Although some funding was restored with stimulus funds, critics say the cuts contributed to growing disparities in graduation rates between white students and students of color, and a lack of access to training and jobs for low-income Coloradans.
Elaine Gantz Berman, co-chair of the Colorado Trustee Network, said the discussion next week will focus on the college funding formula.
“We are going to be hosting this event to learn more about how the Colorado funding formula was designed and to what extent, if it is implemented, it will close our equity gap,” Berman explained.
The event will take place next Tuesday beginning at 11:30 a.m.
Unlike K-12 education, the state is not required to fund public higher education, and in hard economic times funding has been cut repeatedly, last year by $493 million.
Berman pointed out restoring those funds is critical.

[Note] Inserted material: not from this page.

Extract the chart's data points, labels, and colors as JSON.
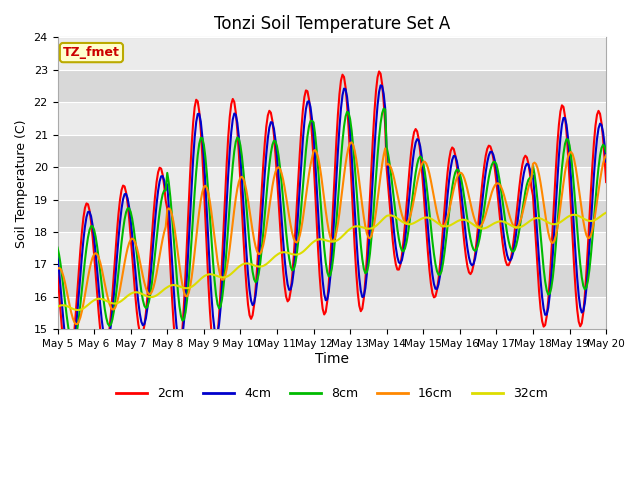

“If they’re not restored, the actual existence of some of the colleges and universities is in peril,” Berman contended.
On Tuesday, the Colorado Legislature’s Joint Budget Committee unanimously voted to restore funding to pre-COVID levels, but the legislation must still be finalized.
Berman noted the funding crisis in Colorado public higher education is what led to the formation of the Colorado Trustee Network, bringing members from all public college and university boards together to advocate with one voice for higher education.
“That’s our goal,” Berman remarked. “We’re not representing our individual institutions. We’re representing what’s best for the whole state and for the students in the whole state.”